Cosenza, il clima si fa sempre più rovente nel silenzio di Guarascio
Dopo il fallimento nei playoff il presidente e l'amministratrice Scalise come di consueto hanno interrotto le già blande comunicazioni. Venerdì la massiccia manifestazione dei fan dei Lupi
Il campionato del Cosenza si è concluso da qualche settimana nel peggiore dei modi, lasciando dietro di sé amarezza, rabbia e cristallizzando il clima di totale sfiducia attorno alla società rossoblù che ormai dura da ben prima dalla retrocessione dalla Serie B. Il pesantissimo 5-1 incassato al “San Vito-Marulla” contro il Casarano ha rappresentato l’ennesima fotografia di una stagione fallimentare, chiusa davanti a spalti deserti, proprio come accaduto per gran parte dell’annata.
Un epilogo che ha ulteriormente alimentato la contestazione nei confronti del presidente Eugenio Guarascio e dell’amministratrice Rita Scalise, ormai chiusi nel silenzio più assoluto. Nessuna comunicazione ufficiale, nessun confronto con la città e nessuna presa di posizione sul futuro del club. Un copione già visto negli anni precedenti, quando alla conclusione del torneo seguiva un lungo periodo di immobilismo, interrotto soltanto dagli annunci relativi alla nuova guida tecnica e dirigenziale.
Anche questa volta, però, il quadro sembra destinato a cambiare profondamente. Il direttore sportivo Domenico Roma è vicino all’addio, così come il tecnico Antonio Buscè, il cui futuro appare ormai lontano dalla panchina rossoblù e diretto verso piazze oggi più ambiziose.
Nel frattempo cresce la pressione della tifoseria, che da mesi invoca un cambio di proprietà. La piazza ritiene concluso da anni il ciclo targato Guarascio e chiede con forza la cessione del club per aprire una nuova fase della storia del Cosenza. Tra i nomi accostati alla società c’è quello dell’imprenditore Vincenzo Rota, sul cui interessamento sono già emerse indiscrezioni nelle scorse settimane. Ci sarebbero stati nuovi contatti esplorativi, ancora blandi e senza sviluppi concreti.
Cosenza, Rota e un gruppo di imprenditori interessati al club. Vedranno GuarascioLa situazione resta quindi sospesa tra incertezza e tensione.

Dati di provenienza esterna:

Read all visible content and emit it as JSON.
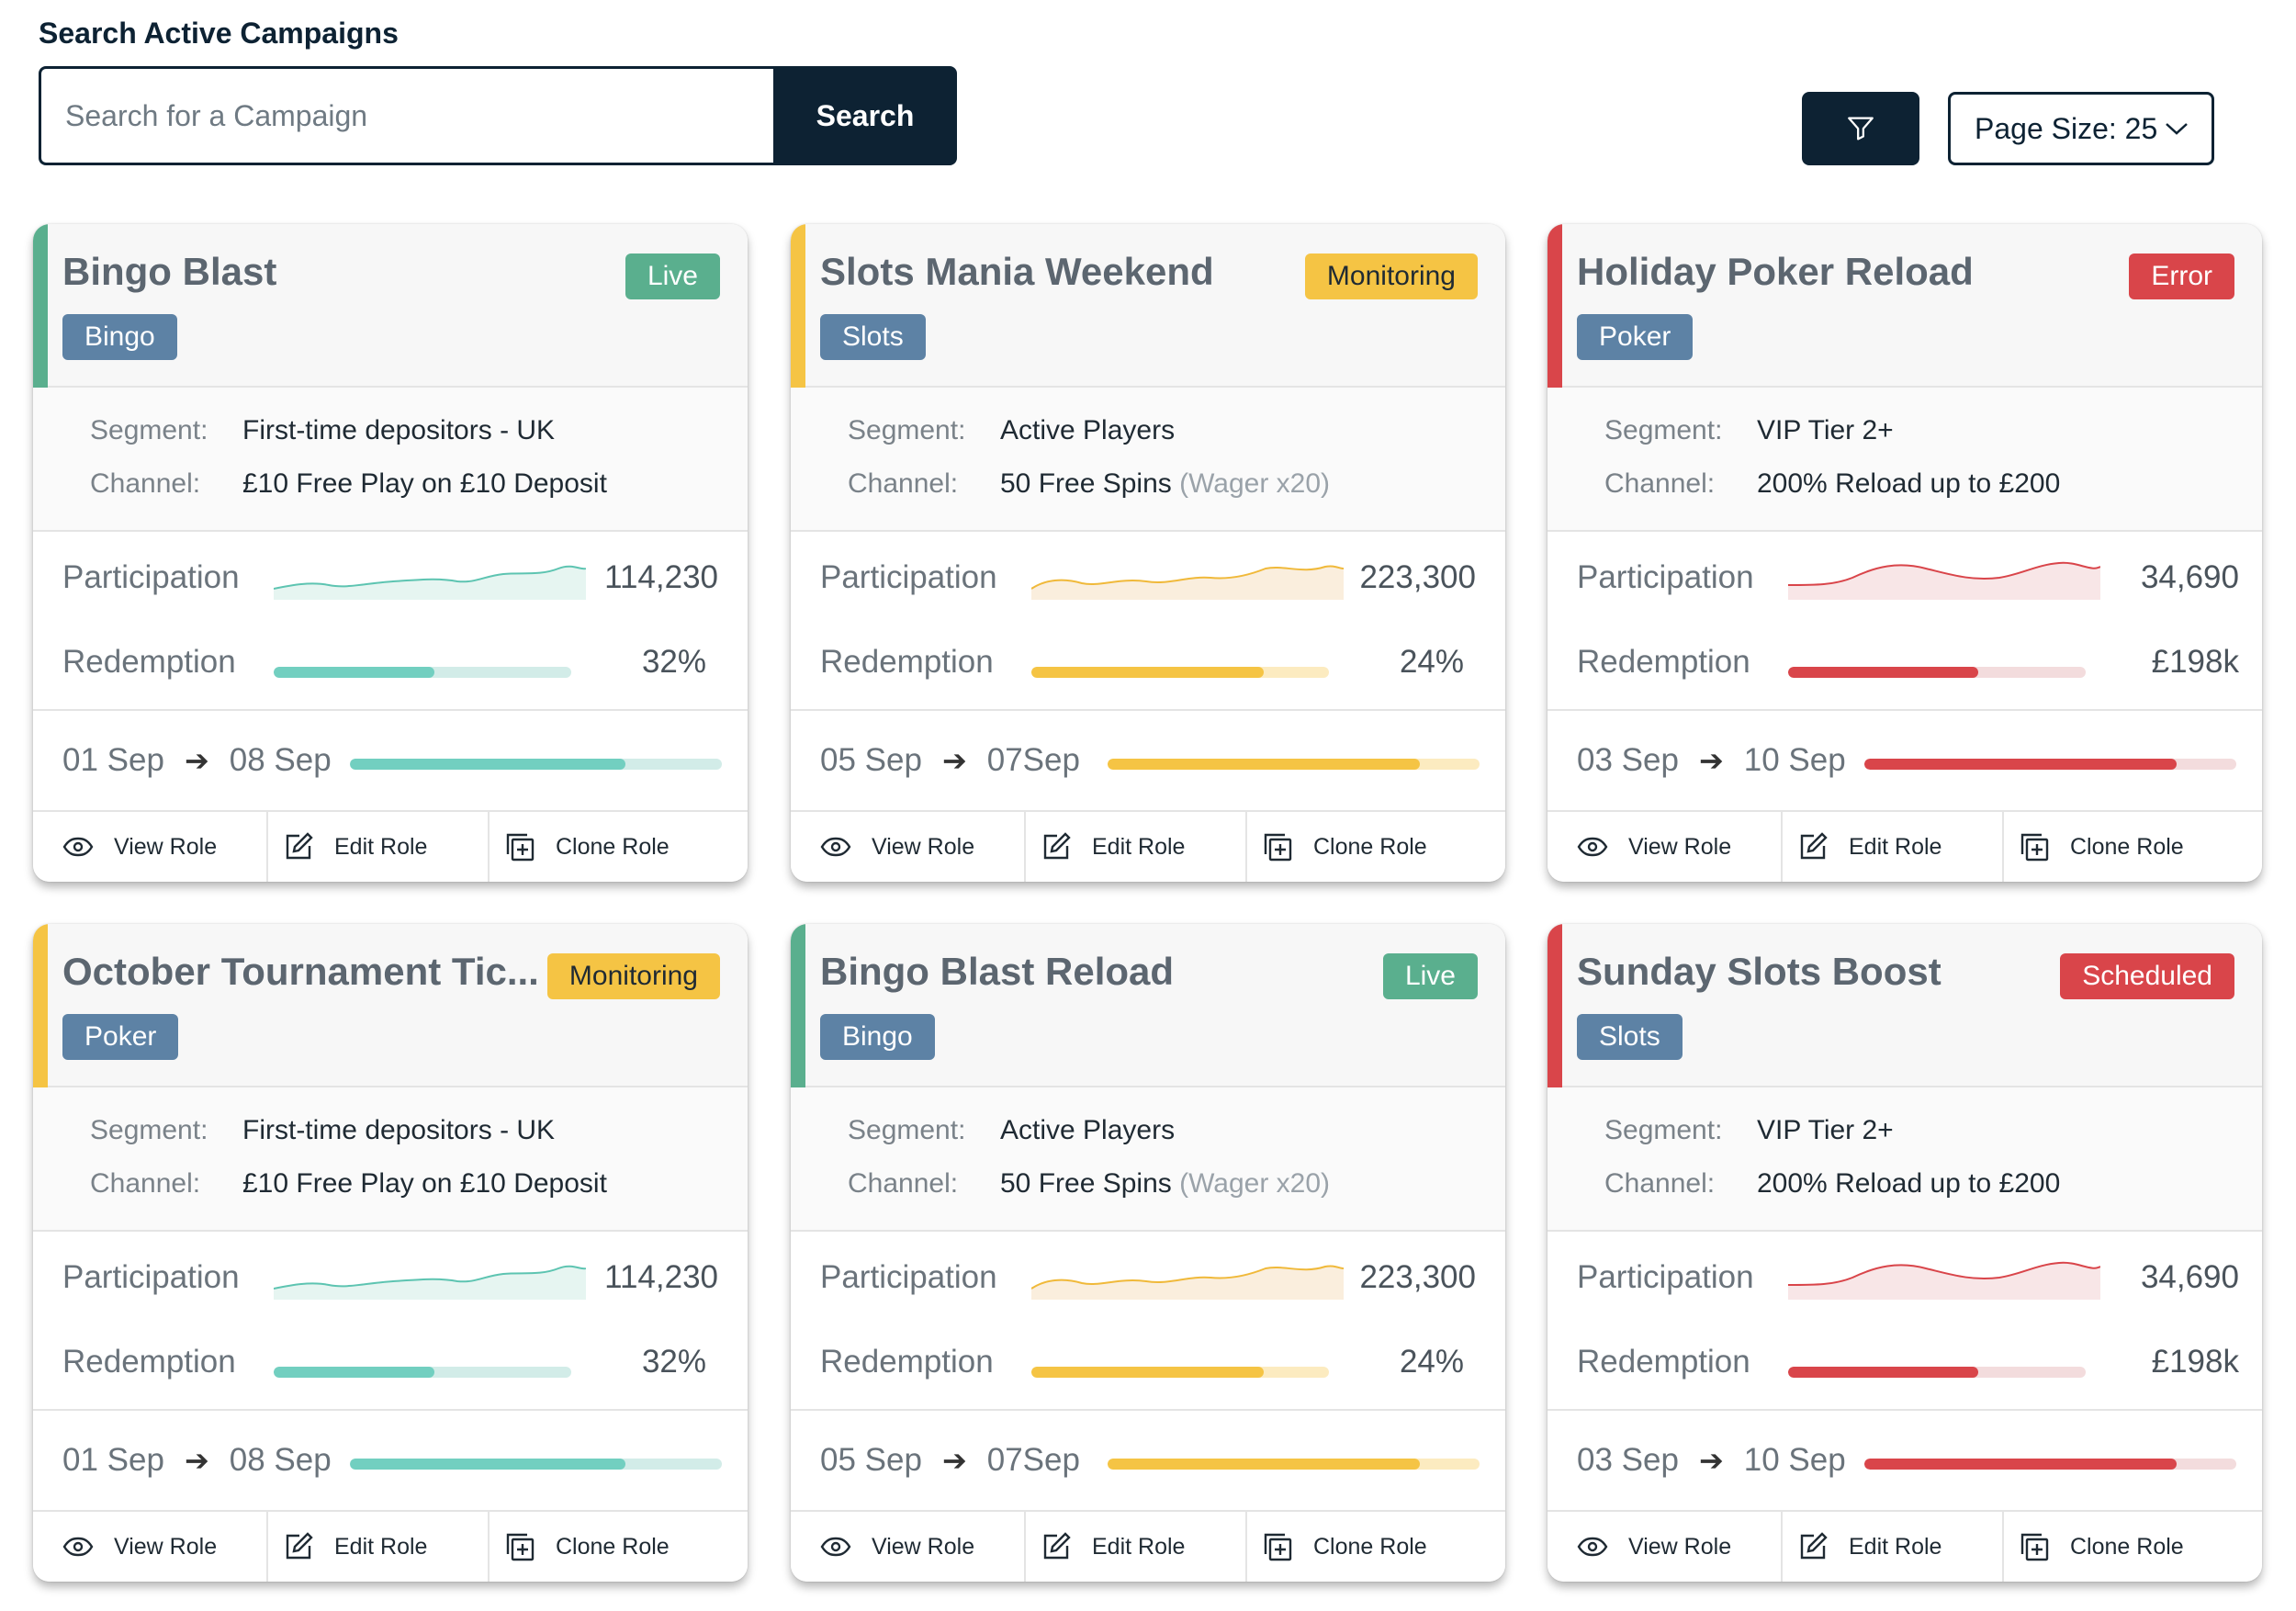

A rendere ancora più caldo il clima sarà la manifestazione organizzata dai tifosi per venerdì. Una protesta annunciata come una delle più partecipate degli ultimi anni, con l’obiettivo di chiedere pubblicamente un’immediata svolta societaria. Nel mirino della contestazione ci sarà soprattutto Guarascio, considerato il principale responsabile del declino sportivo e dell’allontanamento della città dalla squadra. Durante la mobilitazione verrà inoltre rivolto un appello diretto al sindaco Franz Caruso affinché il Comune non conceda più l’utilizzo dello stadio “Marulla” all’attuale proprietà. Una richiesta forte, simbolica, che segue i desiderata della tifoseria rossoblù espressi nel consiglio comunale aperto di aprile.